Le déploiement du vaccin a été nettement plus lent et n’a vraiment décollé qu’en juillet. À la mi-août, seulement 1% de la population est complètement vaccinée avec deux doses, et 7,7% avec au moins une dose. La stratégie nationale de vaccination récemment annoncée prévoit d’achever les vaccinations de 70 % de la population d’ici la mi-2022.

Le Vietnam a lancé le Fonds vietnamien pour la vaccination et la prévention des maladies à coronavirus, un fonds public de 1,1 milliard de dollars pour sécuriser 120 millions de doses de vaccin d’ici la fin de l’année. Le gouvernement a également commencé à demander des dons publics pour soutenir le fonds. Début juin, le fonds avait obtenu 180 millions de dollars auprès de plus de 230 000 organisations et particuliers, dont Samsung et Toyota.

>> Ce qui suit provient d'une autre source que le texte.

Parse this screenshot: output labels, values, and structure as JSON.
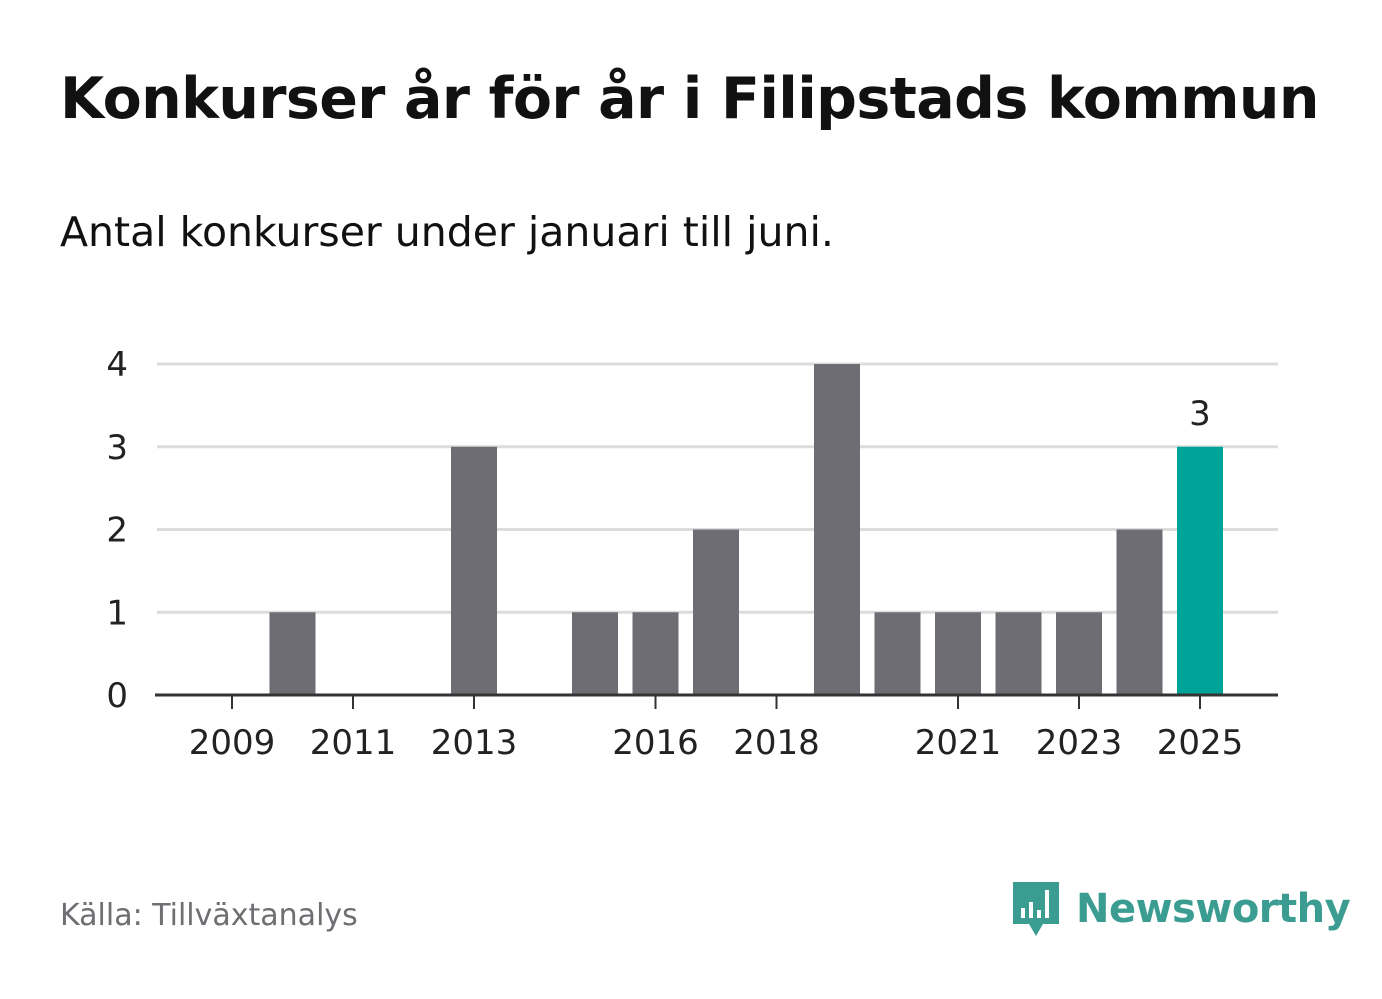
{
  "header": {
    "title": "Konkurser år för år i Filipstads kommun",
    "subtitle": "Antal konkurser under januari till juni."
  },
  "footer": {
    "source": "Källa: Tillväxtanalys",
    "brand": "Newsworthy",
    "brand_icon": "bar-chart-speech-bubble-icon"
  },
  "colors": {
    "bar": "#6e6d73",
    "highlight": "#00a398",
    "grid": "#dcdcdc",
    "axis": "#333333",
    "brand": "#3b9c92"
  },
  "chart_data": {
    "type": "bar",
    "categories": [
      "2009",
      "2010",
      "2011",
      "2012",
      "2013",
      "2014",
      "2015",
      "2016",
      "2017",
      "2018",
      "2019",
      "2020",
      "2021",
      "2022",
      "2023",
      "2024",
      "2025"
    ],
    "values": [
      0,
      1,
      0,
      0,
      3,
      0,
      1,
      1,
      2,
      0,
      4,
      1,
      1,
      1,
      1,
      2,
      3
    ],
    "tick_labels": [
      "2009",
      "2011",
      "2013",
      "2016",
      "2018",
      "2021",
      "2023",
      "2025"
    ],
    "highlight_category": "2025",
    "data_labels": [
      {
        "category": "2025",
        "text": "3"
      }
    ],
    "yticks": [
      0,
      1,
      2,
      3,
      4
    ],
    "ylim": [
      0,
      4
    ],
    "xlabel": "",
    "ylabel": "",
    "grid": true,
    "legend": "none"
  }
}
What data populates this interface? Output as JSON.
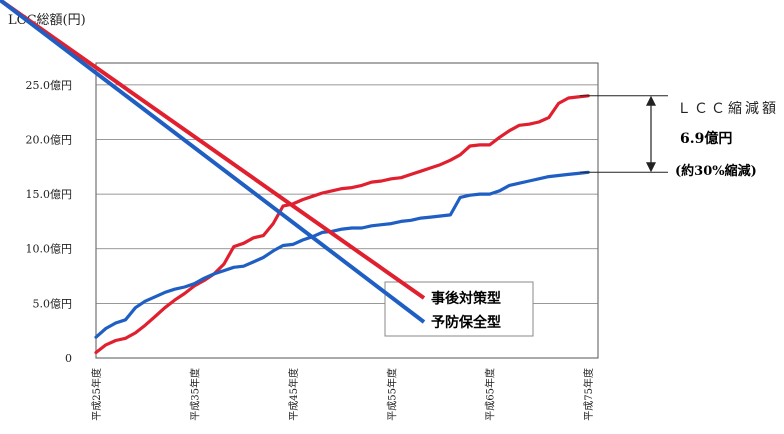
{
  "chart_data": {
    "type": "line",
    "ylabel": "LCC総額(円)",
    "y_unit_suffix": "億円",
    "yticks": [
      {
        "value": 0,
        "label": "0"
      },
      {
        "value": 5,
        "label": "5.0億円"
      },
      {
        "value": 10,
        "label": "10.0億円"
      },
      {
        "value": 15,
        "label": "15.0億円"
      },
      {
        "value": 20,
        "label": "20.0億円"
      },
      {
        "value": 25,
        "label": "25.0億円"
      }
    ],
    "ylim": [
      0,
      27
    ],
    "xlim": [
      25,
      76
    ],
    "xticks": [
      {
        "value": 25,
        "label": "平成25年度"
      },
      {
        "value": 35,
        "label": "平成35年度"
      },
      {
        "value": 45,
        "label": "平成45年度"
      },
      {
        "value": 55,
        "label": "平成55年度"
      },
      {
        "value": 65,
        "label": "平成65年度"
      },
      {
        "value": 75,
        "label": "平成75年度"
      }
    ],
    "grid": "horizontal",
    "legend_position": "bottom-right",
    "series": [
      {
        "name": "事後対策型",
        "color": "#e0202e",
        "x": [
          25,
          26,
          27,
          28,
          29,
          30,
          31,
          32,
          33,
          34,
          35,
          36,
          37,
          38,
          39,
          40,
          41,
          42,
          43,
          44,
          45,
          46,
          47,
          48,
          49,
          50,
          51,
          52,
          53,
          54,
          55,
          56,
          57,
          58,
          59,
          60,
          61,
          62,
          63,
          64,
          65,
          66,
          67,
          68,
          69,
          70,
          71,
          72,
          73,
          74,
          75
        ],
        "values": [
          0.5,
          1.2,
          1.6,
          1.8,
          2.3,
          3.0,
          3.8,
          4.6,
          5.3,
          5.9,
          6.6,
          7.1,
          7.7,
          8.6,
          10.2,
          10.5,
          11.0,
          11.2,
          12.3,
          13.9,
          14.1,
          14.5,
          14.8,
          15.1,
          15.3,
          15.5,
          15.6,
          15.8,
          16.1,
          16.2,
          16.4,
          16.5,
          16.8,
          17.1,
          17.4,
          17.7,
          18.1,
          18.6,
          19.4,
          19.5,
          19.5,
          20.2,
          20.8,
          21.3,
          21.4,
          21.6,
          22.0,
          23.3,
          23.8,
          23.9,
          24.0
        ]
      },
      {
        "name": "予防保全型",
        "color": "#1f5fc4",
        "x": [
          25,
          26,
          27,
          28,
          29,
          30,
          31,
          32,
          33,
          34,
          35,
          36,
          37,
          38,
          39,
          40,
          41,
          42,
          43,
          44,
          45,
          46,
          47,
          48,
          49,
          50,
          51,
          52,
          53,
          54,
          55,
          56,
          57,
          58,
          59,
          60,
          61,
          62,
          63,
          64,
          65,
          66,
          67,
          68,
          69,
          70,
          71,
          72,
          73,
          74,
          75
        ],
        "values": [
          1.9,
          2.7,
          3.2,
          3.5,
          4.6,
          5.2,
          5.6,
          6.0,
          6.3,
          6.5,
          6.8,
          7.3,
          7.7,
          8.0,
          8.3,
          8.4,
          8.8,
          9.2,
          9.8,
          10.3,
          10.4,
          10.8,
          11.1,
          11.5,
          11.6,
          11.8,
          11.9,
          11.9,
          12.1,
          12.2,
          12.3,
          12.5,
          12.6,
          12.8,
          12.9,
          13.0,
          13.1,
          14.7,
          14.9,
          15.0,
          15.0,
          15.3,
          15.8,
          16.0,
          16.2,
          16.4,
          16.6,
          16.7,
          16.8,
          16.9,
          17.0
        ]
      }
    ],
    "annotation": {
      "title": "ＬＣＣ縮減額",
      "value": "6.9億円",
      "note": "(約30%縮減)"
    }
  }
}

La variante delta extrêmement contagieuse remet en question la réponse auparavant efficace du Vietnam à la pandémie. La lenteur du déploiement du vaccin et la transmission galopante des nouvelles mutations du virus ont particulièrement compliqué les plans économiques ambitieux du Vietnam. Bien que les performances économiques du Vietnam au début de 2021 aient été solides (avec une croissance du PIB de 6,6% pour le deuxième trimestre), les pronostics après juin sont plus sombres, car les usines des principales zones industrielles du pays réduisent leurs capacités en raison de l’épidémie. Les performances et les projections économiques sont susceptibles d’être affectées négativement si les fermetures se poursuivent. La réponse plus faible au delta affecte la réputation internationale du Vietnam et la confiance intérieure dans le régime, et constitue un début difficile pour la nouvelle direction du gouvernement.

À la mi-août, un total de 17,9 millions de doses de vaccins étaient arrivés au Vietnam. Cela comprenait plus de 11 millions de doses d’AstraZeneca données par le Japon, l’Australie et le Royaume-Uni et achetées par le gouvernement, 5 millions de doses de Moderna données par les États-Unis et 1,5 million de doses de Sinopharm données par la Chine. Des perspectives optimistes suggèrent que le Vietnam sera en mesure de remédier à sa pénurie de vaccins en devenant un producteur de vaccins. En juillet, le Vietnam a produit avec succès un lot test du vaccin russe Spoutnik V. Il est également en pourparlers avec les États-Unis pour un transfert de technologie et cherche à devenir un pôle technologique de vaccin basé sur l’ARNm.

Le Vietnam est devenu un exemple classique selon lequel, quel que soit le succès de leurs stratégies de réponse au COVID-19 dans le passé, les pays restent vulnérables. Comme les nouvelles variantes continueront de muter, les stratégies de gestion du COVID-19 doivent être constamment revues et adaptées en conséquence. L’accélération de la vaccination est impérative pour assurer la sécurité humaine, la reprise économique et la confiance politique.